A crônica de Francisco Santana

– Então, já tem o diagnóstico da doença de seu pai?

– Santana, já sim. A princípio pensamos que fosse o mal de Parkinson, mas depois de muitas idas a consultórios médicos, hospitais e uma série de exames laboratoriais e de imagens, ele foi diagnosticado com Alzeimer.

– Que chato! Ele sempre espirituoso, brincalhão, dono de um humor inteligente, sorridente e comunicativo, vem agora com essa doença que parece um andaço.

– Verdade, Santana.

– O médico nos informou que a doença está no estágio intermediário. Ele sempre foi eloquente, timbre de voz apurado e de repente percebemos que essas qualidades vocais enfraqueceram. Sua memória, sempre destacada começou a falhar. Ele acabava de almoçar e perguntava a que horas seria servido o almoço e não sabia o que tinha acabado de comer. Perdeu a noção do tempo. O seu humor, sempre em alta, começou a se modificar num espaço de horas. A depressão o rondava. Ele sempre gostou de assistir aos noticiários da televisão e começa a cochilar durante as apresentações. O médico diagnosticou uma possível demência. Essa palavra é cheia de mistérios e me remete à loucura.  

– Sem falar que nós, barbacenenses, somos chamados de loucos.
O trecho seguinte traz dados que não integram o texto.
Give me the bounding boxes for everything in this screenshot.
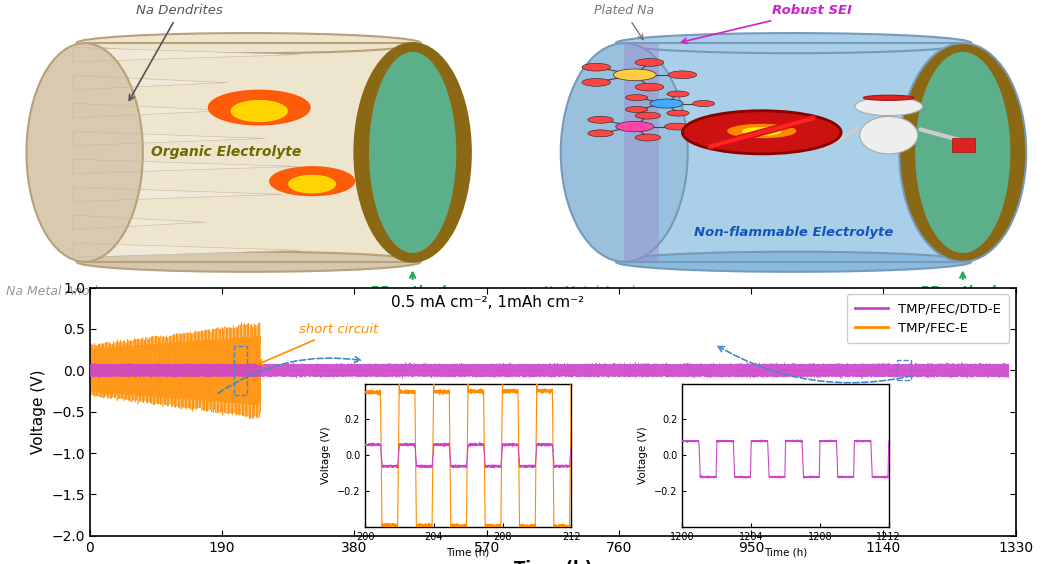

– Bem lembrado Santana. Às vezes não conseguimos ficar sério perto dele. Algumas vezes ele se lembra de coisas ocorridas no seu tempo de jovem e se esquece do que aconteceu há dez minutos e vice-versa. No debate político dos presidenciáveis pela televisão ele ficou o tempo todo assentado no seu sofá cabisbaixo. Abaixamos o volume da televisão para ele dormir calmamente. Ele percebeu, levantou a cabeça e nos disse: “Ainda bem que vocês abaixaram o volume da televisão. Esses candidatos são todos demagogos, prometem o que não podem cumprir e o povo fica iludido com suas promessas e votam neles. Depois vão reclamar, aí é tarde, o mal já foi feito. As nossas leis são fracas e brandas. Presidente bom foi o Juscelino Kubitschek de Oliveira, esse sim a gente sente orgulho e saudades dele”.
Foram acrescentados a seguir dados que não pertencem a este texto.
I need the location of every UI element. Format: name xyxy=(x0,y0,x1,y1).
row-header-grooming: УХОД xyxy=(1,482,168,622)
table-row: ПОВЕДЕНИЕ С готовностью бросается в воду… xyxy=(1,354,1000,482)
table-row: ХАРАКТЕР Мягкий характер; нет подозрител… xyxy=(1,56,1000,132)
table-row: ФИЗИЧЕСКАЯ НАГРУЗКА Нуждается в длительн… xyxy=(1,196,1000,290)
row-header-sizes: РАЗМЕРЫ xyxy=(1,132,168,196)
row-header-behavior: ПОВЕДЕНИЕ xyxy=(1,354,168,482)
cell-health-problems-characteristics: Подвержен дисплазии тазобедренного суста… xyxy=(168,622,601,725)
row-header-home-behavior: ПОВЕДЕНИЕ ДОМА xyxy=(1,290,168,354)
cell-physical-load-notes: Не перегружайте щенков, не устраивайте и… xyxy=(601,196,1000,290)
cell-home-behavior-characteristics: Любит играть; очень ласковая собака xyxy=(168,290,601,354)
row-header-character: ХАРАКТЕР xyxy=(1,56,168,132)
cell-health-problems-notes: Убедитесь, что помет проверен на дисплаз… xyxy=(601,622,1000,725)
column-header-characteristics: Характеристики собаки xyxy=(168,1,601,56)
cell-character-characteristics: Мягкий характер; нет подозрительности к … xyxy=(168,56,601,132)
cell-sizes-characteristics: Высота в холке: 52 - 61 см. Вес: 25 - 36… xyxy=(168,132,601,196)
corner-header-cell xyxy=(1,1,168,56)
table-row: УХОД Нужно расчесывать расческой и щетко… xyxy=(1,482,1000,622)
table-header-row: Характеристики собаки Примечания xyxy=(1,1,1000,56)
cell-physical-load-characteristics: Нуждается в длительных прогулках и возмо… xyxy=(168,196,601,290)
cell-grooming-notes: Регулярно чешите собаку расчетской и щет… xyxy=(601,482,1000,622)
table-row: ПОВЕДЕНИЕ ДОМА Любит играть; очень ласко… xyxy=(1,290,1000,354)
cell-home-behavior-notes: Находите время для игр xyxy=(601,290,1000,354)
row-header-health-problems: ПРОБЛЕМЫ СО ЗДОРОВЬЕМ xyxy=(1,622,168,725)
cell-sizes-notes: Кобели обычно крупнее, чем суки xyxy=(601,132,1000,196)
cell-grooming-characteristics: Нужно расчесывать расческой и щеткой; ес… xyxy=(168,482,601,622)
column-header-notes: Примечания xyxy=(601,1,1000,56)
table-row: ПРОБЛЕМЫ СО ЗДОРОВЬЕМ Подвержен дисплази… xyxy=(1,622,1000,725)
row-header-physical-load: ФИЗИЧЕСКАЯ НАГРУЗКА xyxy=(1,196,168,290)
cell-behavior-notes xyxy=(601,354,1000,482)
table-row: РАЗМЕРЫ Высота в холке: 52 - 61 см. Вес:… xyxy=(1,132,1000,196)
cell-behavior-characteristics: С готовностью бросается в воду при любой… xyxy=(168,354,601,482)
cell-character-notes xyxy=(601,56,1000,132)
– Sábias palavras, momento de lucidez.

– Como ele conviveu na Doutrina Espírita, ele gosta que a gente leia para ele o Evangelho. Não foi à toa que me chamo André Luiz. Ele às vezes me chama de Kardec, Emmanuel, Bezerra de Menezes e até de Chico Xavier, nomes que me enchem de orgulho. Será que é de propósito ou consequência da doença? Às vezes ele diz que viu e conversou com o seu pai, mãe, irmã e outras pessoas que já morreram há tempos e os diálogos confessados são ricos em detalhes e familiaridade. Ficamos impressionados. Teria ele uma sensitividade apurada?

– Tem algo que ele gosta e que o deixa feliz?
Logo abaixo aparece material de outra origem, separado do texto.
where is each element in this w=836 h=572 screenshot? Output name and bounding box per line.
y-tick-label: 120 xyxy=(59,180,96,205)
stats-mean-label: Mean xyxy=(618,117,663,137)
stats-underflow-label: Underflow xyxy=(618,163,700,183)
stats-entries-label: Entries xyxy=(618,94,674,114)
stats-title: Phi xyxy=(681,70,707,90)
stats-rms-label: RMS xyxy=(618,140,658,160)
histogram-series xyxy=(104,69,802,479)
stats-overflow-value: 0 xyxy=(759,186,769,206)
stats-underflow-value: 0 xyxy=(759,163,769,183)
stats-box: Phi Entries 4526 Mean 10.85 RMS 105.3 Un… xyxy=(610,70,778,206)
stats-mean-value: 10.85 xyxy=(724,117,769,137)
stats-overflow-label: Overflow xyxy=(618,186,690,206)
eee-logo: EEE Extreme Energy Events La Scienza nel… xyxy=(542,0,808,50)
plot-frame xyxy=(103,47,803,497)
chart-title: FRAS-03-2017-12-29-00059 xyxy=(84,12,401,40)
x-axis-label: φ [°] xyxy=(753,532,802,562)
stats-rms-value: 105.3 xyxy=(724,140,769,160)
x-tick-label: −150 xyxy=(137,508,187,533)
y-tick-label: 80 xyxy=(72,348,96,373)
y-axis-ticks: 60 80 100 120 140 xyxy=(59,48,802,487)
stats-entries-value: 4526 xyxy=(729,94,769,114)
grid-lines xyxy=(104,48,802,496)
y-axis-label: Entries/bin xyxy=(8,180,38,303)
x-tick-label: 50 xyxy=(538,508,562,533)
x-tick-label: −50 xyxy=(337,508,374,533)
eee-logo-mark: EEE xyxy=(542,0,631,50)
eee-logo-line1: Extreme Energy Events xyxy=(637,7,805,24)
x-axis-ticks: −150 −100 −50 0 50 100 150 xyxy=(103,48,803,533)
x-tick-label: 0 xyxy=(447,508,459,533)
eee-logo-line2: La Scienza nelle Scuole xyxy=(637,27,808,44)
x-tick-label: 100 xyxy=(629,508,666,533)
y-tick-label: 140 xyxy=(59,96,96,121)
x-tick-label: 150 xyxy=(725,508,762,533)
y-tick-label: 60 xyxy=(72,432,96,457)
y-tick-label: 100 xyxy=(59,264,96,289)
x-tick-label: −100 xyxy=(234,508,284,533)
– Tem sim, Santana. Ele adora o seu cachorro de nome Hulk, da raça yorkshire. Parece que todo o amor familiar foi transferido para o seu cão de estimação, que o retribui na mesma proporção. Os dois se entendem. Ela acaricia o Hulk alisando seus pelos e ganha lambidas de alegria. Ele dispensou chinelos de algodão para aquecer os pés preferindo que o calor do Hulk que ronca e dorme sobre eles. É um amor real, verdadeiro e digno. Outra coisa que o torna um homem feliz é ouvir músicas clássicas. A gente percebe pelo sorriso e pelos gestos com as mãos parecendo reger as grandes orquestras sinfônicas.

– Que momentos marcantes!

– Nós sabemos, Santana, que Alzheimer é uma doença neuro-degenerativa que provoca lentamente o declínio de muitas funções físicas, reduz capacidades para o trabalho, atrapalha o convívio social e mexe com a personalidade das pessoas.

– Por que está rindo?

– Santana, aconteceram há semanas dois fatos que não tem como não rir do meu pai. Pela sua dependência contratamos duas cuidadoras para ficarem com ele. Outro dia ele amanheceu com a barriga inchada e percebemos que o seu intestino parou de funcionar por alguns dias, fato anormal. O médico lhe receitou um laxante, tomar dois comprimidos pela manhã. A cuidadora os colocou em sua mão e lhe deu um copo de água que ele tomou imediatamente. Ela não percebeu que os comprimidos caíram e o Hulk os engoliu. A cena só foi descoberta pelas sujeiras que o Hulk fez na cama, sofá e pela casa toda. O pobre coitado foi parar numa clínica veterinária.

– Estou imaginando a cena.

– Isso sem falar que da outra vez o comprimido dele para dormir o Hulk tomou de sua mão, o engoliu e dormiu por quase 24 horas e teve que parar também numa clínica veterinária.  Com todos esses empecilhos a gente retribui a ele o carinho e o amor que ele sempre nos dedicou.